Words In Review: 'Landlord' or 'housing provider'?
Seattle has restricted the power of the landlord, but we’re still using that medieval term. Is our housing system feudal?
Last week, a federal court ruled that Seattle landlords can ask applicants about criminal history, but cannot deny housing based solely on a criminal record. This court case involved restrictions the city has placed on landlords to curb their power over tenants. The city has also required landlords to rent to the first qualified candidate and to give more notice of big rent increases.
But one thing the city has not touched is the word “landlord.”
The word comes from the feudal system of medieval Britain. It suggests domination and exploitation, and some Seattle landlords would like to ban the term. Ayda Cater owns one rental house. She told KUOW housing reporter Joshua McNichols that “landlord” feels antiquated and has a negative connotation.

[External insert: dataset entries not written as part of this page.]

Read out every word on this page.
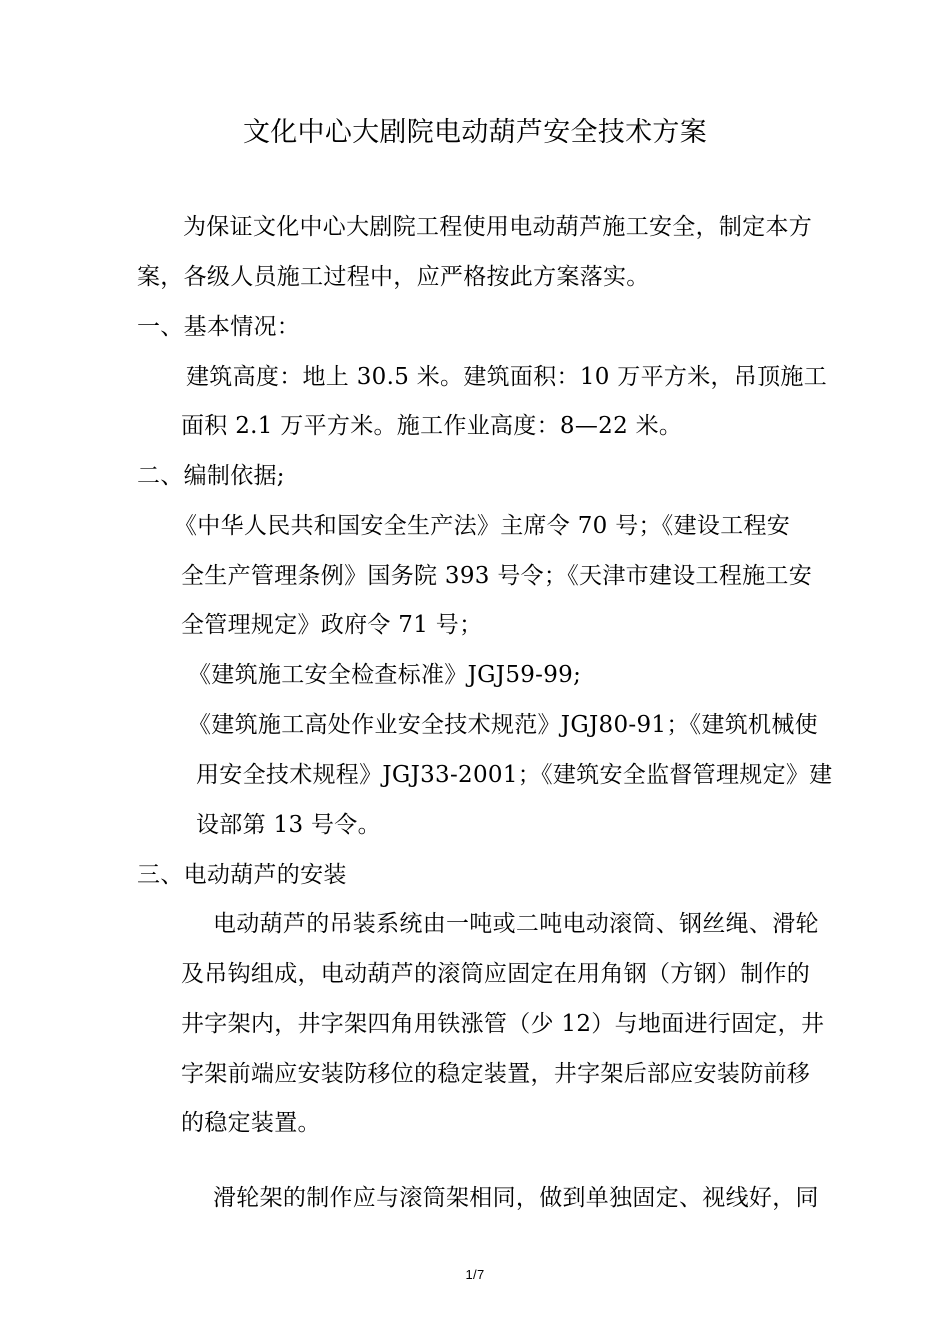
文化中心大剧院电动葫芦安全技术方案
为保证文化中心大剧院工程使用电动葫芦施工安全，制定本方
案，各级人员施工过程中，应严格按此方案落实。
一、基本情况：
建筑高度：地上 30.5 米。建筑面积：10 万平方米，吊顶施工
面积 2.1 万平方米。施工作业高度：8—22 米。
二、编制依据;
《中华人民共和国安全生产法》主席令 70 号；《建设工程安
全生产管理条例》国务院 393 号令；《天津市建设工程施工安
全管理规定》政府令 71 号；
《建筑施工安全检查标准》JGJ59-99;
《建筑施工高处作业安全技术规范》JGJ80-91；《建筑机械使
用安全技术规程》JGJ33-2001；《建筑安全监督管理规定》建
设部第 13 号令。
三、电动葫芦的安装
电动葫芦的吊装系统由一吨或二吨电动滚筒、钢丝绳、滑轮
及吊钩组成，电动葫芦的滚筒应固定在用角钢（方钢）制作的
井字架内，井字架四角用铁涨管（少 12）与地面进行固定，井
字架前端应安装防移位的稳定装置，井字架后部应安装防前移
的稳定装置。
滑轮架的制作应与滚筒架相同，做到单独固定、视线好，同
1/7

“I liken the housing market to a food market, a grocery store,” Cater says. “Would you call your grocer your 'foodlord'? I sure wouldn't. If people are hungry -- similar to trying to find housing -- the natural reaction would be to help the grocery store provide more food, maybe provide it more cheaply, maybe open up more grocery stores, build more. It's so interesting to me that we don't approach housing the same way; instead, we regulate them so much that they get pushed out of the market. It's like closing grocery stores when people are starving. It is the most bizarre thing to me.”
Joshua pointed out that if we don’t like a grocery store’s prices, we can easily switch to another. It’s difficult to change housing providers like that, especially in a housing shortage. Perhaps, that power imbalance is what has sustained the term “landlord”?
Cater agreed that “there is a power imbalance because the roof over your head is crucial,” but she says she’s not living like a lord -- she’s living with risk. She has to pay her mortgage, taxes, insurance, and repairs.
Some small landlords told KUOW they prefer the term “housing provider,” especially for someone who only owns one or two homes. But Edmund Witter, Managing Attorney of the King County Housing Justice Project, says even small landlords are profiting from the same exploitative system as the large ones.
“Just the fact that you own property is a privilege in our society,” Witter says. “It's a large privilege that is shared among racial lines and also divided by racial lines. So, while I understand they maybe don't feel like the feudal lords of 500-700 years ago, they still are a privileged class and that does need to be recognized. Owning property, having the privilege of investment income and investment properties, that’s kind of the ‘lord’ of our era.”
Witter says ditching the term “landlord” is a political and public opinion strategy. He also thinks it shows Americans’ discomfort with class. While the British are more at ease with hierarchy, we prefer to think of ourselves as egalitarian and meritocratic. “We don't want to see ourselves as being lords of the land, because it suggests that we're wealthy,” Witter says. “It suggests that people might be right to be resentful of us. So I do think class is coming in here -- the American modesty towards wealth and class, and the failure to acknowledge it or own up to it.”
The state of Ohio considered officially replacing “landlord” with “housing provider” in government documents but has not done it; nor has Washington. (KUOW’s policy is to say “landlord” when we mean a private, for-profit home lessor, because it’s the most widely understood term.)